I read this abstract. It hit me hard at my core.
What I have not shared with you was as my friend Ernie was recommending against being a writer near that busy lunch table, I was dealing with a much tougher thought. “Kill yourself,” I thought – daily. Because I was one of the many children that had experienced sexual abuse and trauma. I identified with the young men in the study.
I had no idea my simple internet search would change my life’s path. And I was quite aware it was not a safe place to exist. It was my notice from God that I would not be leaving this ‘what if?’ question behind.
I decided I was going to author a novel; it ended up being entitled, Bobby’s Socks.
After I wrote the novel, I lucked out and a regional print agreed to publish Bobby’s Socks. But I had a career that paid the bills, so, I produced the pen name.
If we had had a boy, we would have named him, Nathaniel. And Sewell was my grandfather’s first name, he was a Christian missionary in Appalachia.

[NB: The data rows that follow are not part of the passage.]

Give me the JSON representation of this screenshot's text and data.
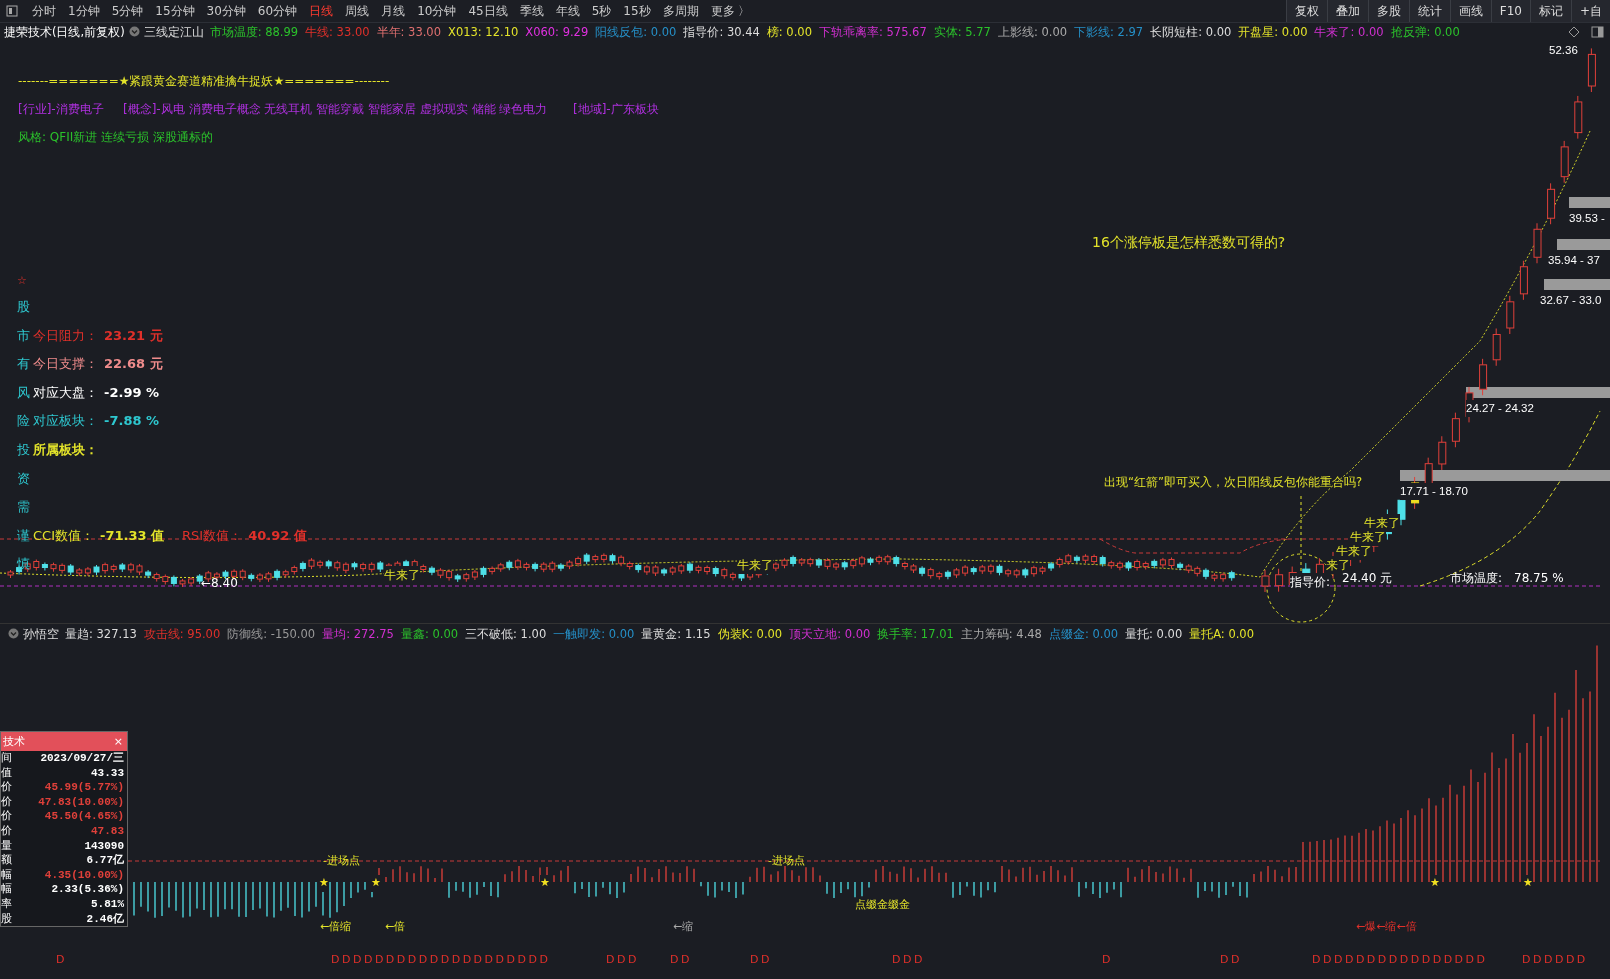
{
  "toolbar": {
    "periods": [
      {
        "label": "分时",
        "selected": false
      },
      {
        "label": "1分钟",
        "selected": false
      },
      {
        "label": "5分钟",
        "selected": false
      },
      {
        "label": "15分钟",
        "selected": false
      },
      {
        "label": "30分钟",
        "selected": false
      },
      {
        "label": "60分钟",
        "selected": false
      },
      {
        "label": "日线",
        "selected": true
      },
      {
        "label": "周线",
        "selected": false
      },
      {
        "label": "月线",
        "selected": false
      },
      {
        "label": "10分钟",
        "selected": false
      },
      {
        "label": "45日线",
        "selected": false
      },
      {
        "label": "季线",
        "selected": false
      },
      {
        "label": "年线",
        "selected": false
      },
      {
        "label": "5秒",
        "selected": false
      },
      {
        "label": "15秒",
        "selected": false
      },
      {
        "label": "多周期",
        "selected": false
      }
    ],
    "more": "更多 〉",
    "tools": [
      "复权",
      "叠加",
      "多股",
      "统计",
      "画线",
      "F10",
      "标记",
      "+自"
    ]
  },
  "main_indicator": {
    "stock": "捷荣技术(日线,前复权)",
    "formula": "三线定江山",
    "values": [
      {
        "label": "市场温度:",
        "value": "88.99",
        "color": "#2bc22b"
      },
      {
        "label": "牛线:",
        "value": "33.00",
        "color": "#e0302a"
      },
      {
        "label": "半年:",
        "value": "33.00",
        "color": "#e07070"
      },
      {
        "label": "X013:",
        "value": "12.10",
        "color": "#e3e32a"
      },
      {
        "label": "X060:",
        "value": "9.29",
        "color": "#e030e0"
      },
      {
        "label": "阳线反包:",
        "value": "0.00",
        "color": "#2590c8"
      },
      {
        "label": "指导价:",
        "value": "30.44",
        "color": "#dddddd"
      },
      {
        "label": "榜:",
        "value": "0.00",
        "color": "#e3e32a"
      },
      {
        "label": "下轨乖离率:",
        "value": "575.67",
        "color": "#d030d0"
      },
      {
        "label": "实体:",
        "value": "5.77",
        "color": "#2bc22b"
      },
      {
        "label": "上影线:",
        "value": "0.00",
        "color": "#aaaaaa"
      },
      {
        "label": "下影线:",
        "value": "2.97",
        "color": "#2590c8"
      },
      {
        "label": "长阴短柱:",
        "value": "0.00",
        "color": "#dddddd"
      },
      {
        "label": "开盘星:",
        "value": "0.00",
        "color": "#e3e32a"
      },
      {
        "label": "牛来了:",
        "value": "0.00",
        "color": "#d030d0"
      },
      {
        "label": "抢反弹:",
        "value": "0.00",
        "color": "#2bc22b"
      }
    ]
  },
  "price_chart": {
    "headline": "-------=======★紧跟黄金赛道精准擒牛捉妖★=======--------",
    "tags": [
      {
        "text": "[行业]-消费电子"
      },
      {
        "text": "[概念]-风电 消费电子概念 无线耳机 智能穿戴 智能家居 虚拟现实 储能 绿色电力"
      },
      {
        "text": "[地域]-广东板块"
      }
    ],
    "style": "风格: QFII新进 连续亏损 深股通标的",
    "side_star": "☆",
    "side_rows": [
      {
        "char": "股",
        "items": []
      },
      {
        "char": "市",
        "items": [
          {
            "label": "今日阻力：",
            "value": "23.21 元",
            "color": "#e0302a"
          }
        ]
      },
      {
        "char": "有",
        "items": [
          {
            "label": "今日支撑：",
            "value": "22.68 元",
            "color": "#f08c8c"
          }
        ]
      },
      {
        "char": "风",
        "items": [
          {
            "label": "对应大盘：",
            "value": "-2.99 %",
            "color": "#ffffff"
          }
        ]
      },
      {
        "char": "险",
        "items": [
          {
            "label": "对应板块：",
            "value": "-7.88 %",
            "color": "#2ec8d0"
          }
        ]
      },
      {
        "char": "投",
        "items": [
          {
            "label": "所属板块：",
            "value": "",
            "color": "#e3e32a"
          }
        ]
      },
      {
        "char": "资",
        "items": []
      },
      {
        "char": "需",
        "items": []
      },
      {
        "char": "谨",
        "items": [
          {
            "label": "CCI数值：",
            "value": "-71.33 值",
            "color": "#e3e32a"
          },
          {
            "label": "RSI数值：",
            "value": "40.92 值",
            "color": "#e0302a"
          }
        ]
      },
      {
        "char": "慎",
        "items": []
      }
    ],
    "question": "16个涨停板是怎样悉数可得的?",
    "annotation": "出现“红箭”即可买入，次日阳线反包你能重合吗?",
    "price_labels": [
      "52.36",
      "39.53 -",
      "35.94 - 37",
      "32.67 - 33.0",
      "24.27 - 24.32",
      "17.71 - 18.70"
    ],
    "low_label": "←8.40",
    "signals": [
      "牛来了",
      "牛来了",
      "牛来了",
      "牛来了",
      "牛来了",
      "来了"
    ],
    "guide": {
      "label": "指导价:",
      "value": "24.40 元"
    },
    "market_temp": {
      "label": "市场温度:",
      "value": "78.75 %"
    }
  },
  "sub_indicator": {
    "formula": "孙悟空",
    "values": [
      {
        "label": "量趋:",
        "value": "327.13",
        "color": "#dddddd"
      },
      {
        "label": "攻击线:",
        "value": "95.00",
        "color": "#e0302a"
      },
      {
        "label": "防御线:",
        "value": "-150.00",
        "color": "#999999"
      },
      {
        "label": "量均:",
        "value": "272.75",
        "color": "#d030d0"
      },
      {
        "label": "量鑫:",
        "value": "0.00",
        "color": "#2bc22b"
      },
      {
        "label": "三不破低:",
        "value": "1.00",
        "color": "#dddddd"
      },
      {
        "label": "一触即发:",
        "value": "0.00",
        "color": "#2590c8"
      },
      {
        "label": "量黄金:",
        "value": "1.15",
        "color": "#dddddd"
      },
      {
        "label": "伪装K:",
        "value": "0.00",
        "color": "#e3e32a"
      },
      {
        "label": "顶天立地:",
        "value": "0.00",
        "color": "#d030d0"
      },
      {
        "label": "换手率:",
        "value": "17.01",
        "color": "#2bc22b"
      },
      {
        "label": "主力筹码:",
        "value": "4.48",
        "color": "#aaaaaa"
      },
      {
        "label": "点缀金:",
        "value": "0.00",
        "color": "#2590c8"
      },
      {
        "label": "量托:",
        "value": "0.00",
        "color": "#dddddd"
      },
      {
        "label": "量托A:",
        "value": "0.00",
        "color": "#e3e32a"
      }
    ]
  },
  "volume_chart": {
    "entry_points": [
      "-进场点",
      "-进场点"
    ],
    "stars": [
      "★",
      "★",
      "★",
      "★",
      "★"
    ],
    "arrows": [
      "←倍缩",
      "←倍",
      "←缩",
      "←爆←缩←倍"
    ],
    "gold_label": "点缀金缀金",
    "d_marks": [
      "D",
      "DDDDDDDDDDDDDDDDDDDD",
      "DDD",
      "DD",
      "DD",
      "DDD",
      "D",
      "DD",
      "DDDDDDDDDDDDDDDD",
      "DDDDDD"
    ]
  },
  "info_panel": {
    "title": "技术",
    "close": "×",
    "rows": [
      {
        "label": "间",
        "value": "2023/09/27/三",
        "color": "#ffffff"
      },
      {
        "label": "值",
        "value": "43.33",
        "color": "#ffffff"
      },
      {
        "label": "价",
        "value": "45.99(5.77%)",
        "color": "#e0403a"
      },
      {
        "label": "价",
        "value": "47.83(10.00%)",
        "color": "#e0403a"
      },
      {
        "label": "价",
        "value": "45.50(4.65%)",
        "color": "#e0403a"
      },
      {
        "label": "价",
        "value": "47.83",
        "color": "#e0403a"
      },
      {
        "label": "量",
        "value": "143090",
        "color": "#ffffff"
      },
      {
        "label": "额",
        "value": "6.77亿",
        "color": "#ffffff"
      },
      {
        "label": "幅",
        "value": "4.35(10.00%)",
        "color": "#e0403a"
      },
      {
        "label": "幅",
        "value": "2.33(5.36%)",
        "color": "#ffffff"
      },
      {
        "label": "率",
        "value": "5.81%",
        "color": "#ffffff"
      },
      {
        "label": "股",
        "value": "2.46亿",
        "color": "#ffffff"
      }
    ]
  }
}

The brand started to exist, Nathaniel Sewell.
Bobby’s Socks terrified me, what would my friends and business contacts think. It was an honest but troubling story. The pen name gave me a little cover from questions. But eventually, they found out. And to my surprise, they all told me the same thing, “I love you.”

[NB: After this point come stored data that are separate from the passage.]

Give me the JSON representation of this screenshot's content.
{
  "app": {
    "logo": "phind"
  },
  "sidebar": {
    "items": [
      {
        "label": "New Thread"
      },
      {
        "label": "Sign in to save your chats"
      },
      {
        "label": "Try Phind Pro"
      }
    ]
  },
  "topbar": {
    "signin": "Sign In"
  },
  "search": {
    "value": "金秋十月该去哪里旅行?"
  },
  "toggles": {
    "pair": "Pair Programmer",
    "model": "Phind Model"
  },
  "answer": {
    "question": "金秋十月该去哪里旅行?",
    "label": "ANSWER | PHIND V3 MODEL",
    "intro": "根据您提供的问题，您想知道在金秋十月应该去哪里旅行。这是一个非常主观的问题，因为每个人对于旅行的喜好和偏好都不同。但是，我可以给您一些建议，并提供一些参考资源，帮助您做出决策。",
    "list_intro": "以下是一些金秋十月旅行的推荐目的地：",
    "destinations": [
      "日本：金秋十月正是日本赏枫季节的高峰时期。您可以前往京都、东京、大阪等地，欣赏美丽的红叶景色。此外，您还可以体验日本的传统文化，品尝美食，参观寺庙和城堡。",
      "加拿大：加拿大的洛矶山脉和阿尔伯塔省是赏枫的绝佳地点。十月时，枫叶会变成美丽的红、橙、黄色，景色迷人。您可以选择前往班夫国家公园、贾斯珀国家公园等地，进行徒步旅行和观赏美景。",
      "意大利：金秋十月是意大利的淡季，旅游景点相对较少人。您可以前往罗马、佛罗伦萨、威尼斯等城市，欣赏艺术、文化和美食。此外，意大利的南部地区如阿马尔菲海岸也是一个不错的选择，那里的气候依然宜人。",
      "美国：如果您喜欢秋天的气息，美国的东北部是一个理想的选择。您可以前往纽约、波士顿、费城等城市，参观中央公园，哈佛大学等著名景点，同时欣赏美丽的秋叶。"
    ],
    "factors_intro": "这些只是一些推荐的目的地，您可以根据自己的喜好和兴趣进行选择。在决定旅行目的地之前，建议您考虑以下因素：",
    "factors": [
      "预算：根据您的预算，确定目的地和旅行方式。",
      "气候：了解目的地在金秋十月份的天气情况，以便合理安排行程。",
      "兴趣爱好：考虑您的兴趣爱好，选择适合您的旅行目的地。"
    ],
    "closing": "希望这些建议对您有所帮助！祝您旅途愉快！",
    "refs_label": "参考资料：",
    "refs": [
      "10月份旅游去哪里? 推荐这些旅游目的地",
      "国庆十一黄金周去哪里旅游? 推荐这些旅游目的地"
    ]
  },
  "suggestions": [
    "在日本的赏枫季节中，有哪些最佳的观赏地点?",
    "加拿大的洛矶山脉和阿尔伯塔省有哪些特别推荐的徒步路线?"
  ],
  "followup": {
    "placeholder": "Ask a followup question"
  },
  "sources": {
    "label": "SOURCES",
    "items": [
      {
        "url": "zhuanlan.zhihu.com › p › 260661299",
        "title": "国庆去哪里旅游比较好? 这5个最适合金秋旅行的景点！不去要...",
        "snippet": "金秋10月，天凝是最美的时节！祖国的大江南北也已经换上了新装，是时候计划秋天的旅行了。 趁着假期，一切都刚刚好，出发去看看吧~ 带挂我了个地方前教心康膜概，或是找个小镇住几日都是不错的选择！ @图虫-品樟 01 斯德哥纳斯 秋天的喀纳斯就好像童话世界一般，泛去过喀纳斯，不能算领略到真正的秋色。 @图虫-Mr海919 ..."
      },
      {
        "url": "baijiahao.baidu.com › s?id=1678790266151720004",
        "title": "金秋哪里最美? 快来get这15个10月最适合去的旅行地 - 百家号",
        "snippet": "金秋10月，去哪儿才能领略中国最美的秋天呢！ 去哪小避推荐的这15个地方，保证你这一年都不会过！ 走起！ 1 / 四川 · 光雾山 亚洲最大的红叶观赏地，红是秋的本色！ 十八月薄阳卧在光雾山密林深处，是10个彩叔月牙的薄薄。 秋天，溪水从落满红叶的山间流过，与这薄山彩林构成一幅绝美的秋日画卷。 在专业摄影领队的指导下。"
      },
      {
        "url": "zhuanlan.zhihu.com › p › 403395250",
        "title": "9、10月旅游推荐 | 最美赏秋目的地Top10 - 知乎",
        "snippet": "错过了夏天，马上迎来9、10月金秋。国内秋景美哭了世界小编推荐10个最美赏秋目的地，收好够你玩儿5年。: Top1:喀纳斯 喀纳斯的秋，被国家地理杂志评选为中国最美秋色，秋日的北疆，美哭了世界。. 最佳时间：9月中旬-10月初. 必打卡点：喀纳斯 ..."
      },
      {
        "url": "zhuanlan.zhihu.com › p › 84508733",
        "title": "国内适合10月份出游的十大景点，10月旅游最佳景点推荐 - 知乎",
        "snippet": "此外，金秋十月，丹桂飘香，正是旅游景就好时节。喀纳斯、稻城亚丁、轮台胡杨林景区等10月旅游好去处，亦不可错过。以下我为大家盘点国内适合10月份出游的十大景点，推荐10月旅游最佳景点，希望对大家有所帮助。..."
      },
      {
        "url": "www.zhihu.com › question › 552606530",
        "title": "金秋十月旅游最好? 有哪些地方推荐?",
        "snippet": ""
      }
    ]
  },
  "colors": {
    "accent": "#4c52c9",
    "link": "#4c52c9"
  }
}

Those three simple words are the only words that matter.
Now, I write novels about serious subjects. I am not preaching, that was my grandfather’s calling, I am simply writing stories to share about issues bigger than me. I think literature should be about things that lift the human condition, the human spirit, or focus on something troubling.
And you know something, someday after I am gone, someone might read Bobby’s Socks. Then, I will have helped another human not make a permanent decision.
Ernie might be right; I might never be a famous author while alive. But that is okay with me if someday, I helped someone stay alive and keep searching for their own muse, their own purpose. And they too, anonymously leave behind a better world.
If you enjoy my books, I humbly express a thank you.
Whoever you are that read this far, know this, I love you.